Australian Cyclist


Y'all ready for this?

Three years ago I sat on a park bench at the Australian Institute of Sport with the national road coach Martin Barras who told me I wasn't ready to race overseas. I thought I was ready. I wasn't ready. I had been vying for selection in a development team that was a feeder into the AIS Road Program. The successful girls won a trip to race in Europe and I so desperately wanted a ticket.

On the AIS selection camp eight months later, Marv asked a room of hopeful female cyclists who was ready to race in the European peloton. I raised my hand. At that point I doubted myself. I wasn't quite sure I had come far enough in that eight months, or if I would cope in the international peloton. But if I didn't think I was ready, then what hope did I have of convincing the selectors that I was ready. Confidence was my only option. And I was full of confidence at that camp, until the point I was eliminated. I was sure I was among the best riders on the camp, but I still wasn't good enough in the selector’s eyes. I was devastated.

At the end of that camp, Marv politely told me to go to the track. In the two years that followed, I won medals at four Track World Cup events, across both the Individual and Team Pursuit, and was in the team that set the current Australian Record in the Team Pursuit. It was the best advice I had been given. I had been eliminated from the road camp because I couldn’t climb. And the truth was, I still wasn't ready.

This year I raced in Europe for the second time, and the first time under the guidance of Marv. In 2013 I spent five weeks with the Australian National Road Team, in mostly local kermesse and criterium events in the Netherlands. I recorded some top-10 results and finished every race I started. In 2014 I spent 10 weeks with the Australian National Road Team, in UCI ranked events including three Road World Cups. I recorded mostly DNFs and one win.

I felt strongest in my first race of the season, the GP Comune di Cornaredo in Italy. It was 11 laps of a technical 11 kilometre circuit. I didn’t finish. I had been asking myself "what happened?" It's also the question I was asked by both my parents and then my boyfriend who is also an elite cyclist. How do you make the final selection and then get dropped from that lead group?

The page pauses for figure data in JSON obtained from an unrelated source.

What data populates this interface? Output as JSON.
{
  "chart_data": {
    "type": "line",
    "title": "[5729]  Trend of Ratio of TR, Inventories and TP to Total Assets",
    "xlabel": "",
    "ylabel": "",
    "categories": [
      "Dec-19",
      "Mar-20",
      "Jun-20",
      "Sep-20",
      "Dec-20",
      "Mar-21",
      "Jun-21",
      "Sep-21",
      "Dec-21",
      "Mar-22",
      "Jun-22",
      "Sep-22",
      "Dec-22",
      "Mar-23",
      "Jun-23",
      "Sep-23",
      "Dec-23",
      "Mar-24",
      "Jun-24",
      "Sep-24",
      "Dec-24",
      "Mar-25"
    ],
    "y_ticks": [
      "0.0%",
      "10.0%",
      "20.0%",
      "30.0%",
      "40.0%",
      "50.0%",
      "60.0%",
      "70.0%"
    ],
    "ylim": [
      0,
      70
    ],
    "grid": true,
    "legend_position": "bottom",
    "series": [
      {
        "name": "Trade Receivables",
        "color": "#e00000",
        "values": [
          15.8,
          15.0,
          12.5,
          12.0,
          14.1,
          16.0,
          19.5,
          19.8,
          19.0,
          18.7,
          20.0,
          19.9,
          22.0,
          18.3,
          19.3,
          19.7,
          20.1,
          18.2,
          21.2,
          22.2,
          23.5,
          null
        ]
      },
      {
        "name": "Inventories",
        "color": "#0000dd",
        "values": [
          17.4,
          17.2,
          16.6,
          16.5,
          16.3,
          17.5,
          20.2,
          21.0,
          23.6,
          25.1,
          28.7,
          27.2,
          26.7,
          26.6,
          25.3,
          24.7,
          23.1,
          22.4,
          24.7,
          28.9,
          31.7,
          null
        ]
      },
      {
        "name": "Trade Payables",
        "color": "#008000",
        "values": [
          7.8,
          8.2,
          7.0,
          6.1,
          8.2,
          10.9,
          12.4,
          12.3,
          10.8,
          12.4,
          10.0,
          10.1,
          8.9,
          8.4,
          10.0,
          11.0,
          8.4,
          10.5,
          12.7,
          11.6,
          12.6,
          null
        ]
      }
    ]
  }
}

My legs had not experienced that intensity or duration of racing in six months. My previous road race was the National Capital Tour in September. In those six months the longest race would have been a 25km Points Race at the Track Nationals in January.

I had worked hard – maybe too hard – in a small break of five riders for two laps, taking pressure off our team and leader. Had I been complacent? My job was not done. But I was of no assistance in the finale as I spent the penultimate lap skipping around dropped riders and bridging. And then repeating that until my legs could no longer take me to that last wheel in the bunch. With 14km to the finish I was pulled from the race.  A race official, and final car in the convoy, drove past and signalled across his throat. To clarify, he also verbalized the instructions "your race is done".  

I didn't understand that in Europe once you're out, you're out. I had never been dropped from the main bunch before. I was in the final 30, but would not record a time or place. Nor would I complete the full race distance. Of the 124 starters, only 24 finished. Chloe McConville was our best and only finisher in 15th. I was disappointed that I had left her isolated in the finish. The last thing I asked her with three laps to go was if she would like a hot tea. It was a rude introduction back to the European peloton and the beginning of a series of races I would not finish.

This is the Europe I had been warned about. Maybe I am still not ready? I spent most of my time dodging crashes. My text messages to loved ones back home often read, “Finished safely.” I felt it was a win if I survived and a bonus when all my skin was intact. In two trips to Europe, (and a side trip to China), I have returned to Australia with my skin in its original condition. This year I brought home a yellow jersey after winning the opening prologue at the Gracia Orlová in the Czech Republic. I’m also tied for the World Cup sprint jersey after winning both intermediate sprints in the Tour of Chongming Island World Cup last month. At some points during the trip, I had a very strong desire to become a roadie. But for now it’s back to track.